Neste sentindo, vemos algumas decisões do TJ-RJ sobre o pagamento do fundo de reserva, quando utilizado para as despesas ordinárias de condomínio:
0031090-43.2008.8.19.0001 (2009.001.02483)
– APELACAO – 1ª Ementa
DES. ODETE KNAACK DE SOUZA – Julgamento: 12/08/2009 – VIGESIMA CAMARA CIVEL
APELAÇÃO CÍVEL. DESPEJO POR FALTA DE PAGAMENTO. PAGAMENTO DO MÊS DE JANEIRO REALIZADO APÓS O AJUIZAMENTO DO FEITO, O QUE JUSTIFICA SUA DEVOLUÇÃO, QUE FOI CORRETAMENTE FEITA NA CONTA DA FILHA E ADVOGADA DA APELANTE. É DE RESPONSABILIDADE DA LOCATÁRIA O PAGAMENTO DO FUNDO DE RESERVA, CONFORME O DISPOSTO NO ARTIGO 23, § 1º, I, DA LEI Nº 8.254/1991. O VALOR REFERENTE À MULTA, JUROS E CORREÇÃO MONETÁRIA DOS ALUGUERES VENCIDOS A PARTIR DE ABRIL DE 2008 É DEVIDO E DECORRE DO ESTIPULADO NO CONTRATO DE LOCAÇÃO. IGUALMENTE CORRETO O ACRÉSCIMO DE 20% SOBRE O VALOR DOS ALUGUÉIS ATRASADOS, A TÍTULO DE HONORÁRIOS DE ADVOGADO, EM RAZÃO DO QUE DISPÕE A CLÁUSULA Nº 28, DO CONTRATO DE LOCAÇÃO. A JURISPRUDÊNCIA DO TJRJ É PACÍFICA NO SENTIDO DE QUE A RESPONSABILIDADE DO LOCADOR PELO PAGAMENTO DOS ALUGUÉIS E ENCARGOS SE ESTENDE ATÉ A EFETIVA ENTREGA DAS CHAVES, NÃO CESSANDO COM A SIMPLES DESOCUPAÇAO DO IMÓVEL. CERCEAMENTO DE DEFESA NÃO CONFIGURADO, CUJA ARGUIÇÃO PRELIMINAR SE REJEITA. DESPROVIMENTO DO RECURSO.
0192580-74.2008.8.19.0001
– APELACAO1ª Ementa
DES. FRANCISCO DE ASSIS PESSANHA – SEXTA CAMARA CIVEL
APELAÇÃO CÍVEL. RITO SUMÁRIO. AÇÃO DE REPETIÇÃO DE INDÉBITO. CONTRATO DE LOCAÇÃO RESIDENCIAL. DESPESAS ACESSÓRIAS DO IMÓVEL. COBRANÇA DE CONDOMÍNIO REFERENTE À REPOSIÇÃO DO FUNDO DE RESERVA E DESPESAS COM O PAGAMENTO DE TAXAS DE SERVIÇOS ESTADUAIS. RESPONSABILIDADE DO LOCATÁRIO. PREVISÃO LEGAL E CONTRATUAL. INTELIGÊNCIA DOS ARTIGOS 23, § 1º, ALÍNEA “I”, E 22, INCISO VIII, DA LEI 8.245/91. SENTENÇA MANTIDA. RECURSO A QUE SE NEGA SEGUIMENTO.
0033644-56.2005.8.19.0000 (2005.002.29395)
– AGRAVO DE INSTRUMENTO 1ª Ementa
DES. MARIA HENRIQUETA LOBO – SETIMA CAMARA CIVEL
DECISAO MONOCRÁTICA
Agravo de instrumento.

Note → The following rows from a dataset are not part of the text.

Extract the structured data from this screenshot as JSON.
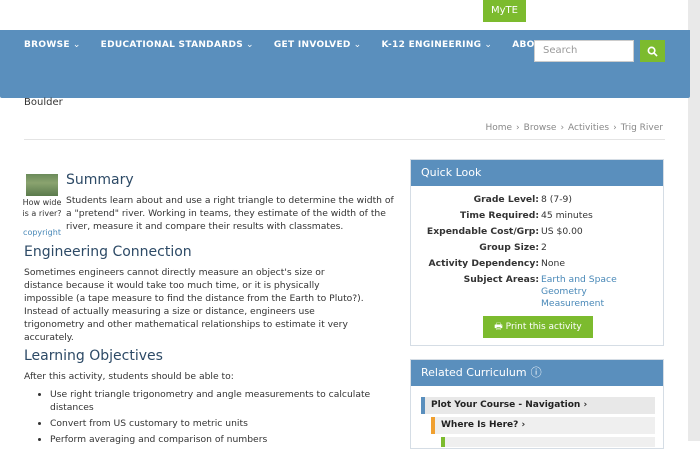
{
  "top": {
    "myte_label": "MyTE"
  },
  "nav": {
    "items": [
      {
        "label": "BROWSE",
        "chev": "⌄"
      },
      {
        "label": "EDUCATIONAL STANDARDS",
        "chev": "⌄"
      },
      {
        "label": "GET INVOLVED",
        "chev": "⌄"
      },
      {
        "label": "K-12 ENGINEERING",
        "chev": "⌄"
      },
      {
        "label": "ABOUT TE",
        "chev": "⌄"
      }
    ],
    "search_placeholder": "Search",
    "search_icon": "search-icon"
  },
  "location": "Boulder",
  "breadcrumb": [
    "Home",
    "Browse",
    "Activities",
    "Trig River"
  ],
  "thumbnail": {
    "caption": "How wide is a river?",
    "copyright": "copyright"
  },
  "summary": {
    "title": "Summary",
    "text": "Students learn about and use a right triangle to determine the width of a \"pretend\" river. Working in teams, they estimate of the width of the river, measure it and compare their results with classmates."
  },
  "engineering": {
    "title": "Engineering Connection",
    "text": "Sometimes engineers cannot directly measure an object's size or distance because it would take too much time, or it is physically impossible (a tape measure to find the distance from the Earth to Pluto?). Instead of actually measuring a size or distance, engineers use trigonometry and other mathematical relationships to estimate it very accurately."
  },
  "objectives": {
    "title": "Learning Objectives",
    "intro": "After this activity, students should be able to:",
    "items": [
      "Use right triangle trigonometry and angle measurements to calculate distances",
      "Convert from US customary to metric units",
      "Perform averaging and comparison of numbers"
    ]
  },
  "quick_look": {
    "title": "Quick Look",
    "rows": [
      {
        "label": "Grade Level:",
        "value": "8 (7-9)"
      },
      {
        "label": "Time Required:",
        "value": "45 minutes"
      },
      {
        "label": "Expendable Cost/Grp:",
        "value": "US $0.00"
      },
      {
        "label": "Group Size:",
        "value": "2"
      },
      {
        "label": "Activity Dependency:",
        "value": "None"
      }
    ],
    "subject_label": "Subject Areas:",
    "subjects": [
      "Earth and Space",
      "Geometry",
      "Measurement"
    ],
    "print_label": "Print this activity"
  },
  "related": {
    "title": "Related Curriculum",
    "items": [
      "Plot Your Course - Navigation",
      "Where Is Here?"
    ]
  },
  "colors": {
    "nav_blue": "#5a8fbd",
    "accent_green": "#7cbb2e",
    "link_blue": "#4a89b8"
  }
}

Ação de despejo por falta de pagamento cumulada com cobrança de alugueres e encargos. Fundo de reserva. Inteligência do artigo 23, inciso XII, alínea i, da Lei n° 8.245/91. Cabe ao locatário o pagamento das verbas referentes ao fundo de reserva porquanto são despesas ordinárias do condomínio. Responsabilidade solidária da fiadora. Recurso manifestamente improcedente a que se nega seguimento com fulcro no artigo 557 do Código de Processo Civil.